Follow `_FakeLidar` pattern (line 328-339) for `_FakeSonarPoller`.

TestSonarPoller:
- `test_returns_none_initially`
- `test_valid_reading_cached` (mock getDistance()=350)
- `test_garbage_99999_rejected`
- `test_garbage_zero_rejected`
- `test_stale_reading_returns_none` (>500ms)
- `test_stop_sets_flag`

TestSonarEstop:
- `test_sonar_triggers_estop_on_close` (150mm < 30cm threshold)
- `test_sonar_no_estop_when_far` (500mm > 30cm)
- `test_sonar_no_estop_when_unavailable` (None → no ESTOP)
- `test_sonar_none_when_no_poller` (sonar_poller=None)

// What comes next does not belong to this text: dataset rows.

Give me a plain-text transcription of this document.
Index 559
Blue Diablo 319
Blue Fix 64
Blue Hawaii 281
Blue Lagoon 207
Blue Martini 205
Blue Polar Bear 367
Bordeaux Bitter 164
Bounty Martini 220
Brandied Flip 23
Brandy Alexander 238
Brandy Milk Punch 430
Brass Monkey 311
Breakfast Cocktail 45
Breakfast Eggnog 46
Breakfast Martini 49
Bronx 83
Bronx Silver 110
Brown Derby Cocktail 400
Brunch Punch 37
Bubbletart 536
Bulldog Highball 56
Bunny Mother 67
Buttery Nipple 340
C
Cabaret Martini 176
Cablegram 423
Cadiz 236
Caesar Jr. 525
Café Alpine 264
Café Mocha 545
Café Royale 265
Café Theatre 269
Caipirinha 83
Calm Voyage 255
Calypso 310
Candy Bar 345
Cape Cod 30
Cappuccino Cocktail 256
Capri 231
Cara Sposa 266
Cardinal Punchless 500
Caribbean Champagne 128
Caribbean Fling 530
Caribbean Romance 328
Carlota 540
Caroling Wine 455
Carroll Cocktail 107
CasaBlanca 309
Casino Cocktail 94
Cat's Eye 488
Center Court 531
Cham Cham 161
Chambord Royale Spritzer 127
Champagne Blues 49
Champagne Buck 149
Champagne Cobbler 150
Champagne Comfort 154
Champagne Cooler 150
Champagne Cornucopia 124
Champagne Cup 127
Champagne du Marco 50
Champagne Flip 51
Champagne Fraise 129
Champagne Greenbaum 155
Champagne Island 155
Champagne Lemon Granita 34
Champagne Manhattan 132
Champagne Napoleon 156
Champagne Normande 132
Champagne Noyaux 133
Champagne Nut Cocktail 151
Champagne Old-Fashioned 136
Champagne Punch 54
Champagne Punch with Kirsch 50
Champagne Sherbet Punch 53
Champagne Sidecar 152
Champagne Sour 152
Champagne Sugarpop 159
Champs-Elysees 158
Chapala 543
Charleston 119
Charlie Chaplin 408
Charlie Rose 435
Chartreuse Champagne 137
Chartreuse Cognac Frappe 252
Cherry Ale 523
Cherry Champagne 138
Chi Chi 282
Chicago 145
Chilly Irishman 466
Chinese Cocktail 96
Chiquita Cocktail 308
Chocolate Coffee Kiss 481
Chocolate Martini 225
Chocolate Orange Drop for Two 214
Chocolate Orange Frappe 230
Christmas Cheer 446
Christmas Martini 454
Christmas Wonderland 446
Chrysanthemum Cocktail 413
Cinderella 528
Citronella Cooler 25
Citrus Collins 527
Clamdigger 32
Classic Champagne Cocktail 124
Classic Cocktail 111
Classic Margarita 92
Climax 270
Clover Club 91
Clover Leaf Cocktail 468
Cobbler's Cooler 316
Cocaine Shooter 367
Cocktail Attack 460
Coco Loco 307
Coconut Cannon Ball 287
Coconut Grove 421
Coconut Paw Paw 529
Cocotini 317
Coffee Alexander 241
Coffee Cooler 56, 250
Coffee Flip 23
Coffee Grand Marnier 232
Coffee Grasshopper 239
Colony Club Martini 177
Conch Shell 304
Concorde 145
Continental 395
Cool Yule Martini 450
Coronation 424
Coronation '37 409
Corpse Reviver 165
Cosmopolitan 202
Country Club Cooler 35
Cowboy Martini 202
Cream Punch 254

**`services/annie-voice/tests/test_robot_tools.py` — ~3 new tests:**
- `test_navigate_sonar_passed_to_prompt`
- `test_navigate_sonar_unavailable_continues`
- `test_navigate_sonar_blocks_safe_forward`

### Phase 5b: Visual Return-to-Start (`services/annie-voice/robot_tools.py`)

**Concept: Visual Teach-and-Repeat.** During outbound navigation, the car already captures a camera image each cycle. Store these as waypoints. On return, use VLM to compare current view against stored waypoint images (in reverse order) and navigate toward each one.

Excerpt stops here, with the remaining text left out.